The Commissioner for Enterprise and Industry Policy

• Avoid the ‘zombification’ of Europe’s economy. Governments may be tempted to encourage or force banks to provide credit to businesses which are not viable in the current form to prevent them from restructuring if that means making significant redundancies. Such action would turn them into ‘zombie banks’ which are insolvent but protected by national authorities and would have similar effects on other businesses.

• You should defend the vision of a European Union leads in frontier innovation, breeds world-class new companies and maintains the prosperity of its citizens. The emphasis should be on creating the right framework conditions for success.

• Ensure that the policy responses to the crisis do not weaken European economic integration. There is a distinct risk that government action will lead to the fragmentation of Europe’s single market which is among the EU’s most valuable but also most fragile assets.

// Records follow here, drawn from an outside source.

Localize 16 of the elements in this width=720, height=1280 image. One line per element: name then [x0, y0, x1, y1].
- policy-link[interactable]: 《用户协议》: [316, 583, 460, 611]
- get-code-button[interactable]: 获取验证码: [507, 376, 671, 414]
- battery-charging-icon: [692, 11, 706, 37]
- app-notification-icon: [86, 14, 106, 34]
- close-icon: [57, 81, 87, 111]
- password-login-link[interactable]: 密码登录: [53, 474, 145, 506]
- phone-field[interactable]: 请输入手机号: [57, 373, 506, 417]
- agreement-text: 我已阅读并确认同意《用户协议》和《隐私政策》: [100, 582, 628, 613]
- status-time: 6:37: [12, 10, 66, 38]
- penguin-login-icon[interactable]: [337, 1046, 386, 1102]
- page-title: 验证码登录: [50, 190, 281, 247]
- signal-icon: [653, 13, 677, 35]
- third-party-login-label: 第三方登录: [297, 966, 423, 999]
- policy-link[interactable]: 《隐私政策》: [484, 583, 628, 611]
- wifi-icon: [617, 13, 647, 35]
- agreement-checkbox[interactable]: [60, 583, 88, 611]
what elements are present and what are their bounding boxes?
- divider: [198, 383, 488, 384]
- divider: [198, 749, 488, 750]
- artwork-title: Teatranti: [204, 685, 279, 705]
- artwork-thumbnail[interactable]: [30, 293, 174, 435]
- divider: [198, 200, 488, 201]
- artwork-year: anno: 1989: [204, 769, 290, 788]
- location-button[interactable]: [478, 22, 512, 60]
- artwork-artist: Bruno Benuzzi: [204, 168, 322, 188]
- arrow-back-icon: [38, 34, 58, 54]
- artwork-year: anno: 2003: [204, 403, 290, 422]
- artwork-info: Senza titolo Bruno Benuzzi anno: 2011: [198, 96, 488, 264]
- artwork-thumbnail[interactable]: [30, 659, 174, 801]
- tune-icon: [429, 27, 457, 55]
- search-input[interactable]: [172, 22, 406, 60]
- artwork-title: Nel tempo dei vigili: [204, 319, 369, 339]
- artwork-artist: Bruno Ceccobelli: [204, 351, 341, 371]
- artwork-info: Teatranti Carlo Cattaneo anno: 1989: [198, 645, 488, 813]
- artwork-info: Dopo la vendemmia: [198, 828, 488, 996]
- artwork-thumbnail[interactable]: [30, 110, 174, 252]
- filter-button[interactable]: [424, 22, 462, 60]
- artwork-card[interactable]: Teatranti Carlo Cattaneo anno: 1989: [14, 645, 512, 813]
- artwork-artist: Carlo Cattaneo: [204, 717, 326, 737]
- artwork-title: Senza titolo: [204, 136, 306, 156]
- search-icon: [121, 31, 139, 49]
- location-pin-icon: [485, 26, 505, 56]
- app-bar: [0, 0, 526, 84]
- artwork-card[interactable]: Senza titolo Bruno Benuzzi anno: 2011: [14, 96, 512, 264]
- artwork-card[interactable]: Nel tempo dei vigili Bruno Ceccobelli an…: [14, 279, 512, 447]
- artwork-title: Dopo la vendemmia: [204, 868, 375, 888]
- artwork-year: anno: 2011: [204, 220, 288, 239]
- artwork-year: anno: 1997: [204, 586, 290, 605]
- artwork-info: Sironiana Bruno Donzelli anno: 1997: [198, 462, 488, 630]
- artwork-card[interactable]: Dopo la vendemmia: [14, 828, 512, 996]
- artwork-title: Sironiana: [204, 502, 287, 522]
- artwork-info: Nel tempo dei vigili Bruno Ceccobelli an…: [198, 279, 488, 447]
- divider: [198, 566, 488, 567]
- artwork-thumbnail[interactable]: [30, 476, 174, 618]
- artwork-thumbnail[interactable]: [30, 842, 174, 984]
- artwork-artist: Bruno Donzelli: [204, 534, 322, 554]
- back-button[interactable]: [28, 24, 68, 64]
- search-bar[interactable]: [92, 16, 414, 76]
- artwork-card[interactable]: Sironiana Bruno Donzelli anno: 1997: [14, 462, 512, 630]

• You should make the restructuring of industries severely damaged by the crisis the main focus of your term. This is a temporary but crucial task as existing policy tools such as competition policy and single market policy may not suffice to meet the challenges given the magnitude of the economic shock.

• You may wish to take a similar approach to Etienne Davignon, you predecessor in the late 1970s and early 1980s when national governments’ support of troubled sectors threatened the common market. The ‘Davignon Plan’, implemented in the 1980s involved accepting governments’ state aid in exchange for coordinated restructuring plans that drastically reduced production capacity.

• A similar approach could now be used in the automotive sector which suffers from structural overcapacity as a result of changing market conditions and has been badly hit by the crisis. Davignon’s approach of joint action by the member states, spearheaded by the Commission could be usefully replicated today.

• Industry specific EU task forces should be formed that would help you to coordinate national governments’ moves and to suggest relevant EU decisions. Such task forces would report to you and if well designed and managed, could play a powerful role providing a shared understanding of industry dynamics and could be a catalyst of joint actions where a fragmentation of policy initiatives is leading to demonstrably inefficient outcomes.